Flight of Fancy 44 · Iron Sheep

Briefly: The HEBDEN family lived in Outhert’s yard  (off Murray Street?) for a while and then “disappeared”.

Gertrude had a brother with the middle name “Noble”, so how could I resist. Father Edwin kept the Royal Crescent Hotel for a while but also had interests in Bridlington and Hull. Births of his children with Margaret BINNS were registered in all three towns but in a puzzlingly haphazard fashion. Gertrude is a single woman approaching her forties when a man pays her court. I am not sure yet who she chose to marry in 1902.

The GARNETT grave is typical of most plots bounded by a kerb – a sorry sight.

Ruth ETHERINGTON may have spent all her thirty-nine years in Garton on the Wolds, but she is a third great-grandmother of Samuel TOWSE, grocer and sub-postmaster of Filey.

Robert SIXTON, a bachelor, shares a memorial inscription with his brother Thomas, a married man. I’m still figuring.

Royal Descent

Here are today’s Anniversaries –

1866 Filey · Birth  Filey Genealogy & Connections (FG&C) shows Elizabeth Ann PROCTOR’s ancestral trail petering out in the last decade of the 17th century. The FamilySearch Shared Tree encourages exploration beyond her third great grandfather, Thomas CAPPLEMAN, to Carolus Magnus. This makes the grave where she rests all the more poignant.

Her final address was modest too – 18 Hope Street, next to the Imps (photographed this morning).

Carolus Magnus

Elizabeth Ann Proctor

1840 Filey · Baptism  FG&C has Mary ASHMAN as the only child of William and Ann née JENKINSON, making her a granddaughter of Robert Jenkinson, one of the five sons of Robert and Margaret née TRUCKLES/TRATTLES from whom most Filey Jenkinsons descend. Alas, on the Jenkinson pedigree at the back of Irene Allen and Andrew Todd’s book Filey: Fishing Faith and Family since 1800, Ann marries Frank DAY, a carrier, house agent and post carrier (Chart E2). As I write this, I don’t know which resource is correct – and I don’t have time for a deep investigation.
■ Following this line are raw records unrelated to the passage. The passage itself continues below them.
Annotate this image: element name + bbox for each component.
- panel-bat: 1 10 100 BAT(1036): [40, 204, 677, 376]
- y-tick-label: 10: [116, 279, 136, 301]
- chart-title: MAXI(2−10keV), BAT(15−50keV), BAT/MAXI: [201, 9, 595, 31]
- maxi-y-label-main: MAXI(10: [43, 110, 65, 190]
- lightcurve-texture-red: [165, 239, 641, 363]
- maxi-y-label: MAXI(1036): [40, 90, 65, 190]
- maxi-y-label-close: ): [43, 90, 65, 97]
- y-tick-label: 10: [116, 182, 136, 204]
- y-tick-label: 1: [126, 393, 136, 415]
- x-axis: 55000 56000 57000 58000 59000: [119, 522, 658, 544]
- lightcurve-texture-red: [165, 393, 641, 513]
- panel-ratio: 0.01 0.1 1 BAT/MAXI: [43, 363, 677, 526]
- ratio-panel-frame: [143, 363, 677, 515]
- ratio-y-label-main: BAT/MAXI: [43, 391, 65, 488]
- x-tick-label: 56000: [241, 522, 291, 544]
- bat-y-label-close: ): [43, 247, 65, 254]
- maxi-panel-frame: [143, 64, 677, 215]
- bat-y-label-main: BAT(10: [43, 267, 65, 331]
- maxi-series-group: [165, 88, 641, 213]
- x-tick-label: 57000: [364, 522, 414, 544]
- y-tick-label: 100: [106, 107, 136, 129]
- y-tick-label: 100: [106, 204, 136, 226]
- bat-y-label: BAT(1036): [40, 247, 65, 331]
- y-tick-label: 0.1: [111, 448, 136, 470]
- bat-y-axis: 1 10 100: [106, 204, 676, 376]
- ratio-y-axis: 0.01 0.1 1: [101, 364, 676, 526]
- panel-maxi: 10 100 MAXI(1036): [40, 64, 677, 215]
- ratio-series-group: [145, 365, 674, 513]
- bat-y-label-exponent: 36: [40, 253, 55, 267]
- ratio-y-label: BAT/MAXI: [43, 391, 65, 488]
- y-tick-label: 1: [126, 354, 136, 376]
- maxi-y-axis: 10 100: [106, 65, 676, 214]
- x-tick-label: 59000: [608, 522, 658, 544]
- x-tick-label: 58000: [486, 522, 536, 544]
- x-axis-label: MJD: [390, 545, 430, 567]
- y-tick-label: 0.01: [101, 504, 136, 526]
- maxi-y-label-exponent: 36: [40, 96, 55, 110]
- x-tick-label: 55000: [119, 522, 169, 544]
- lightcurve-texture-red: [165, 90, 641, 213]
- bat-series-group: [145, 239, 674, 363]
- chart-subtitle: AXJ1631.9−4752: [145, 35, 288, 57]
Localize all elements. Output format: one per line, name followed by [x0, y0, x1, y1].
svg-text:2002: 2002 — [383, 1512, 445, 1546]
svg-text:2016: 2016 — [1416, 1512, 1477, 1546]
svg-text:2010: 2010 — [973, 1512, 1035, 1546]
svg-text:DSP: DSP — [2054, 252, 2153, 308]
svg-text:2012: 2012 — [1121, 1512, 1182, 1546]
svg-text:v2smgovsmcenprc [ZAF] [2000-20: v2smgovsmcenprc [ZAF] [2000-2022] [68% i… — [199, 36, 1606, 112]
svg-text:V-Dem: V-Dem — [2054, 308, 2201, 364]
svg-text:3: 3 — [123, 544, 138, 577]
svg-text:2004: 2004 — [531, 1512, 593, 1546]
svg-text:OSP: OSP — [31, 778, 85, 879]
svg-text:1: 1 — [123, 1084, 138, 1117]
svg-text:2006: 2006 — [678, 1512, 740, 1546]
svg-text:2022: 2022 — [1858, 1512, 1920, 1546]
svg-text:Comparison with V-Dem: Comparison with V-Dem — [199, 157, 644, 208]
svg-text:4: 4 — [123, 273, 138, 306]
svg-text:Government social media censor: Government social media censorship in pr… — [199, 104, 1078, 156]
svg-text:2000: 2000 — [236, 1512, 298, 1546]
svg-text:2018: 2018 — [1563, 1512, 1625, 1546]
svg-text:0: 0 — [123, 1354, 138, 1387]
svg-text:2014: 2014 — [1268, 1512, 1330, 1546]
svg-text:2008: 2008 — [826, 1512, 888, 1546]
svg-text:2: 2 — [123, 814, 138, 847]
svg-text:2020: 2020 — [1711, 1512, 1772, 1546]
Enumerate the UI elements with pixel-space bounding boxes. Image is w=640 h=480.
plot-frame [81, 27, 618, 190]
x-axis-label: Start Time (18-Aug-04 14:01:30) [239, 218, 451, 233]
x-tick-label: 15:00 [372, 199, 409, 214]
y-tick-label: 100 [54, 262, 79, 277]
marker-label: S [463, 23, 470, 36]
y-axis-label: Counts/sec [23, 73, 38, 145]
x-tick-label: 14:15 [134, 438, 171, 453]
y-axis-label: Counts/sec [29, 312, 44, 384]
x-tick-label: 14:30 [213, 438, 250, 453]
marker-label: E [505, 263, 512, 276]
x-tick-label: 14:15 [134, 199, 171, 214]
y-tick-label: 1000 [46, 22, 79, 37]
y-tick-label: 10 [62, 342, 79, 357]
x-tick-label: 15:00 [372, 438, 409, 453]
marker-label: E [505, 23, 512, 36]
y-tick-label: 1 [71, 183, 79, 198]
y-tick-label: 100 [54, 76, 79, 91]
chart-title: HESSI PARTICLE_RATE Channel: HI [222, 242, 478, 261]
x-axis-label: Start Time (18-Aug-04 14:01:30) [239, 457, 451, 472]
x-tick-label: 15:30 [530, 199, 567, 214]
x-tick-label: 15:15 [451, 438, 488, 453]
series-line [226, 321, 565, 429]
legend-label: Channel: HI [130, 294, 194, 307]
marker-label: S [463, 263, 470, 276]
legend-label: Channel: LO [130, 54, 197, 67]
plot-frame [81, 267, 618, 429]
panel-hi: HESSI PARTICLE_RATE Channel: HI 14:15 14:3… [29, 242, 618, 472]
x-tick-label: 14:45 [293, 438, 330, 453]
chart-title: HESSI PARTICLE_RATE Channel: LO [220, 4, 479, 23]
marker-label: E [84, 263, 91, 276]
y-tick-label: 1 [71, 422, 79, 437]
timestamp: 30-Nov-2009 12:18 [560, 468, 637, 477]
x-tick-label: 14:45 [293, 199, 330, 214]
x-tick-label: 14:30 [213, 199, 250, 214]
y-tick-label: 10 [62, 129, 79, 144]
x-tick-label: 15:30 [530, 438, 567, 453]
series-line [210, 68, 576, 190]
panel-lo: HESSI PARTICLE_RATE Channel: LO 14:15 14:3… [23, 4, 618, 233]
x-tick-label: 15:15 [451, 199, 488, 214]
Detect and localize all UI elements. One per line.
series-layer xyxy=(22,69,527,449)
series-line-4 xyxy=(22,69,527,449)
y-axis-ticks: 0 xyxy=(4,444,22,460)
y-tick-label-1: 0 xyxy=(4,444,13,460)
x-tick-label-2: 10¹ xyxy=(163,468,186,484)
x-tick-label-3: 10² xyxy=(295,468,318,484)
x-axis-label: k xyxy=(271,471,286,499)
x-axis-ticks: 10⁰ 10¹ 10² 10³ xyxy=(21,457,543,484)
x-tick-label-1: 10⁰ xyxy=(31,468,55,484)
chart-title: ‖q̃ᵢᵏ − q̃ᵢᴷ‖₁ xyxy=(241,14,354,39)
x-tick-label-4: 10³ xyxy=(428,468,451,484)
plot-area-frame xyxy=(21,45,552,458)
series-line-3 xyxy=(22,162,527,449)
Quickly, to the not always reliable Shared Tree. Ann is missing from the family of Robert and Mary (Crowfoot/Crawford). Ann, daughter of William and Mary (EDMOND) marries Frank Day. And William Ashman, father of “our Mary”, is married to Nancy Jenkinson, daughter of…wait for it…Robert and Mary(Crowfoot/Crawford). “Shared Tree Nancy” married the same three men as “FG&C Ann”. Confused?

Jenkinson is the top-ranked name in my Filey database. The Shared Tree represents the couple responsible for the existence of them all thus –

1859 Filey · Marriage  Sophia SMITH is the daughter of Francis (2 January baptism) and Eleanor MANKIN. Headstone.

1876 Filey · Death  In August 1848, Mary SUGGIT had been widowed a couple of years when her daughter Elizabeth died. About six months later in the churchyard, Mary chanced to meet the man Elizabeth had chosen to be her husband. Charles Dickens wrote about the encounter in Household Words.

Close on your left hand, immediately as you enter the gate, there is a stone by the wall bearing the names of Elizabeth Cammish, aged twenty-one, who died August 1848; and Robert Snarr, engineer, aged thirty-one, who died March 1849. Elizabeth Cammish died of consumption. She was betrothed to Robert Snarr, whose affection for her was so strong that he continued to regard her parents as his own, and used to be much with them, and also was very often seen lingering about the grave of the lost Elizabeth. One day he was seen very early at her grave in the morning. He was about to quit the place for an engagement in Northumberland. It was a farewell visit and his last. Elizabeth’s mother had said to him, “Robert, in my grief I have forgotten to pay the doctor on account of Elizabeth’s illness; I must go and pay it.” “It is paid, mother,” replied Robert, for he always called her mother. The sum was upwards of twenty pounds. Elizabeth’s mother frequently insisted on his receiving the money again from her, but he steadily refused. And that morning, on his return from Elizabeth’s grave, the old lady said, “Robert, you are leaving us, you don’t know what you may want. I will pay you this money.”

“Do you wish to insult me, mother?” he replied, “Keep it, if anything happens to me, bury me with it; but in life, I will never receive it. What is mine would have been Elizabeth’s if she had lived, and I have had a melancholy satisfaction in paying this debt for her.” Within half an hour after those words were spoken, the young man was brought back a bloody corpse from the railway by which he had set out on his journey; and that money did bury him in the same grave with Elizabeth Cammish. The romance of life is not extinguished; even railways contribute to it.

This was not quite how Robert’s life ended but his name on the gravestone has survived 173 winters.

1879 Filey · Burial  The headstone of Ann SAWDEN and her husband Francis CHAPMAN is on the Shared Tree.